Teachers will have to find new positions
They thought they were facing a lecture for smoking behind the Columbia Academy classrooms when Larry Lockett met them Tuesday morning.
Junior Elyse Early stepped from the bus to find the school's principal walking toward her.
There's a meeting at 8:30 a.m., he told the students.
Early walked out of the wind and overcast skies into the classroom, took her seat, and thought about cigarettes.
Then she listened as he broke the news.
When it was over, teacher Joe Parsons sat in his chair, his head cradled in his hands.
Jessica Koistinen, their other teacher, cried. She knew it was coming because she heard the decision the night before.

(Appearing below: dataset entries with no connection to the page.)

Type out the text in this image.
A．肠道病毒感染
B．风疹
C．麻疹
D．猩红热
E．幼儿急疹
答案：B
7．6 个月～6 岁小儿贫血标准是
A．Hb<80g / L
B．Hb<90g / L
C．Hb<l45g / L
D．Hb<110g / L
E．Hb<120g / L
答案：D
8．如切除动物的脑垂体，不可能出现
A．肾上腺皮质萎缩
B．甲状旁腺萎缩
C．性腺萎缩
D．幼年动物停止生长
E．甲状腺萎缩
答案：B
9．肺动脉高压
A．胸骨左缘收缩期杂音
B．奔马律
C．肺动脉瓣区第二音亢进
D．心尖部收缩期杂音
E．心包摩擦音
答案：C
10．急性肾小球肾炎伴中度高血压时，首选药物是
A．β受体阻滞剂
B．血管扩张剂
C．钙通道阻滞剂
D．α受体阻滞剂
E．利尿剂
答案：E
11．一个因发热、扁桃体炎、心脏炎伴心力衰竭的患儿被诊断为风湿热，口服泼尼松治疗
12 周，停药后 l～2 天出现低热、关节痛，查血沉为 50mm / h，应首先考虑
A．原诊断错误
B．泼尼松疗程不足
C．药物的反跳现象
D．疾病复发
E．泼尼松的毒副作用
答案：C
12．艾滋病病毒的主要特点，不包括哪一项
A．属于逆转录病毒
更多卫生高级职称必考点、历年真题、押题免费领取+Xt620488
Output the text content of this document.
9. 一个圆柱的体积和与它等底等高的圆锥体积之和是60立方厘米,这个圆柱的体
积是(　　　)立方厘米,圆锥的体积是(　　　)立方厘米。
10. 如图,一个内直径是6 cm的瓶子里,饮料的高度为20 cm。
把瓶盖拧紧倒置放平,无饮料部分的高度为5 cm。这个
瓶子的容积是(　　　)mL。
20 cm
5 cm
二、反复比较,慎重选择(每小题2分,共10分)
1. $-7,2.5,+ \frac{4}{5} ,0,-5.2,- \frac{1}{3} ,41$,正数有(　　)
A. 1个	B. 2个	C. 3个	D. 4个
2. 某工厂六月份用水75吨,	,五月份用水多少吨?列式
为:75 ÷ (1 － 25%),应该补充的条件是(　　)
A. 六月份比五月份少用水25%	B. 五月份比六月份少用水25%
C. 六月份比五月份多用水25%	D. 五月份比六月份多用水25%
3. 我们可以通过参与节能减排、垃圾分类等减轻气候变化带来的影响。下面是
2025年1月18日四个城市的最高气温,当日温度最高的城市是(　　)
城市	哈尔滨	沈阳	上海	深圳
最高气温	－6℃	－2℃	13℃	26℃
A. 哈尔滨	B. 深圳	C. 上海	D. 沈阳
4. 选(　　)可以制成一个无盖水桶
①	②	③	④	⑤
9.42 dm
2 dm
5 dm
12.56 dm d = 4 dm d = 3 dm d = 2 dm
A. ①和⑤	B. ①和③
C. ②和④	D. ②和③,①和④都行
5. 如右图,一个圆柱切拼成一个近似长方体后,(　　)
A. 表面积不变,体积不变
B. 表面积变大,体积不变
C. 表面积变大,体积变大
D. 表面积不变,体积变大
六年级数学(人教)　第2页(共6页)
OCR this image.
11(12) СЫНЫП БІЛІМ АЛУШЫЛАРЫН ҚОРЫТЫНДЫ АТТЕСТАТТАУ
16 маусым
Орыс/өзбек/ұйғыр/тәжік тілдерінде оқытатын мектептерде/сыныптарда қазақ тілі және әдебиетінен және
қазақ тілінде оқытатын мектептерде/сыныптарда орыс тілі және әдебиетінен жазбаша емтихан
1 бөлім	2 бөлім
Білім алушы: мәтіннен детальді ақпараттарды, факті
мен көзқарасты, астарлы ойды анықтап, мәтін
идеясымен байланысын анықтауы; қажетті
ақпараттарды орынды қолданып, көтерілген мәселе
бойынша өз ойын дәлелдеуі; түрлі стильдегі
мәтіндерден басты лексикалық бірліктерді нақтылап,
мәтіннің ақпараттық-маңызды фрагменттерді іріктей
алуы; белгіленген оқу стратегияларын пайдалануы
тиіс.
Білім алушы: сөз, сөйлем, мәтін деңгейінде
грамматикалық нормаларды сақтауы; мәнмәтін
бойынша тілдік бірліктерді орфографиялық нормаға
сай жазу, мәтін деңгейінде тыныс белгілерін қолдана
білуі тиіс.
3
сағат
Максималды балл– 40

It was silent. No one knew what to say.
Come June 30, Columbia Academy will no longer operate as a charter school, but will be absorbed into the district's alternative program.
Following an explanation of the district's financial situation, the Columbia Academy Advisory Council Monday recommended ending the school's charter, originally approved just one month ago.
"The council is very disappointed," said chairwoman Molly Filori. "Because of the cash-flow problems with the school district, the council felt we had no choice but to terminate the charter."
The academy is sponsored by the Astoria School District, and all the revenue for the school flows through district funds and is counted as part of its income. With $1.4 million in budget cuts, coupled with declining enrollment, district officials say they can't afford to hand over the chunk of change necessary to keep the charter school going.
"If we would have stayed in this mode for the next couple years, it would have drained us," Superintendent Mike Sowder said.
None of those involved in dreaming the academy to life saw this coming.
"We just recently realized the severity of the situation of district finances," said curriculum director Marilyn Lane. "There is nothing that we did as a charter school that should have caused this to happen."
The academy council was appraised of the situation Thursday. Monday's meeting was the first time they heard a full explanation. It was also the day they made gut-wrenching decision to end a school two years in the making.
Sowder said preliminary plans include maintaining the district's relationship with Tongue Point Job Corps Center, the federal work-training program, and salvaging the academy's curriculum and using it in Astoria High School's alternative program. The buildings at TPJCC, where Columbia Academy is located, will likely be used for the school's alternative program. One teacher from the high school will take over.
The current academy teachers, Parsons and Koistinen, two of the most recent hires to the district and at the bottom of the seniority list, will have to look for new positions.
They make the difference, Elyse said.
"Joe and I have had a lot of talks," she said. "I want to be a writer and he is one of the people who has inspired me to keep writing and keep going, keep pushing toward the goal."
Koistinen said the charter's termination is a big loss for the kids.
"The students are doing really well, and it's sad that they don't know exactly how they're going to do that in the future," she said.
Lane said she is hopeful that the work to build the academy wasn't a waste.
"We won't lose that knowledge," she said. "Hopefully we can create something out of the ashes, something through the alternative education model that can continue to serve those kids."